Thanks for your hard work. Take it easy. And don’t let the door hit your ass on the way out.

That was my experience a little over 10 years ago and it was the same experience the folks at the Seattle Post-Intelligencer went through last week. Their newspaper – in my opinion the best in the region – is up for sale. They have 60 days to find a buyer or it’s over. If a buyer isn’t found, and I don’t believe one will, they’ll continue with an online edition with a drastically reduced staff.

It is an unfortunate inevitability. Newspapers are expensive to run and advertising is expensive to buy. Very few mom-and-pop small businesses can afford to advertise in local newspapers and national chains spend their money only where they are guaranteed to get the highest return on investment. The media companies that own the newspapers have been mismanaged for decades as well.

But those aren’t the only reasons. Newspapers have been glacially slow to adapt to a younger audience with changing reading habits. Papers looked down on technology and the Internet while making a halfhearted attempt to reach younger readers.

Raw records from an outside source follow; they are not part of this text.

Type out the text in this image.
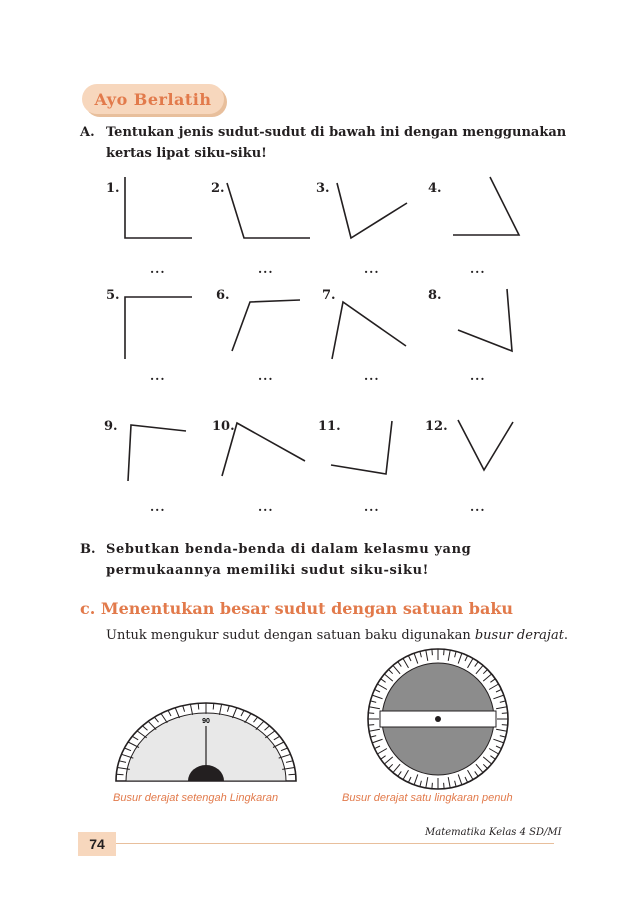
Ayo Berlatih
A. Tentukan jenis sudut-sudut di bawah ini dengan menggunakan kertas lipat siku-siku!
1.	2.	3.	4.
5.	6.	7.	8.
9.	10.	11.	12.
...	...	...	...
...	...	...	...
...	...	...	...
B. Sebutkan benda-benda di dalam kelasmu yang permukaannya memiliki sudut siku-siku!
c. Menentukan besar sudut dengan satuan baku
Untuk mengukur sudut dengan satuan baku digunakan busur derajat.
90
Busur derajat setengah Lingkaran	Busur derajat satu lingkaran penuh
Matematika Kelas 4 SD/MI
74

When they finally did venture online, they were slow to adopt a strategy to allow readers to reach out to one another through blogs and communities.

The sports pages, where I worked right out of college, are a good example of this. Opinions matter to younger readers, but there wasn’t a voice they could relate to. You have to toil for decades as a sportswriter before they let you write an opinion. As a result, nearly all of the regular columnists are over 50 years old.

To someone in his mid 20s or 30s, these columnists come off as grumpy old men who want to jam the greatness of Sandy Koufax and Willie Mays down you’re throat every chance they get. There’s no denying these players were great, but Sandy Koufax’s last season was seven years before I was born. I was brought into this life four months before Willie Mays hung ‘em up. And I’m not a young man anymore. I’ve got two kids, two mortgages and an expanding waistline. Where’s the voice of my generation?

Only recently have newspapers figured out that people over the age of 50 are eventually going to die and take with them their entire readership. The Seattle Times has tried to adapt by hiring on Jerry Brewer, who seems to be the only columnist that may have collected Star Wars figures at some point in his life.

But for every Jerry Brewer, there are a half dozen Steve Kelleys, Blaine Newnhams and Jim Moores. The P-I must have threatened to drop a statue of Don James on Jim Moore’s head in October to get him to write some stuff for a blog. Now, it seems the electronic pages of the P-I’s online edition might be the only place he’ll be published.

A watershed moment happened in April when journalist and hot head Buzz Bissinger went after sports blogger Will Leitch on Bob Costas’ HBO talk show. Bissinger acted like an out of touch fossil and perfectly illustrated a prevailing attitude within newspaper management. If you believe Bissinger, sports blogs will directly contribute to the downfall of civilization.



Is there some really nasty stuff that is posted on sports blogs? Absolutely – but there is some really great stuff as well. Should I question the journalistic integrity of Sports Illustrated because both it and Hustler are magazines?

With the P-I’s demise, the Seattle community loses a lot. The newspaper makes cross-town rival The Seattle Times work harder. Competition between the Times and P-I newsrooms ensures we get the best, most honest news. That’s in jeopardy now.

I hope a buyer comes to the rescue of the P-I. It would be hard to lose another regional institution. Unfortunately, the wheels were set in motion for this tragedy decades ago.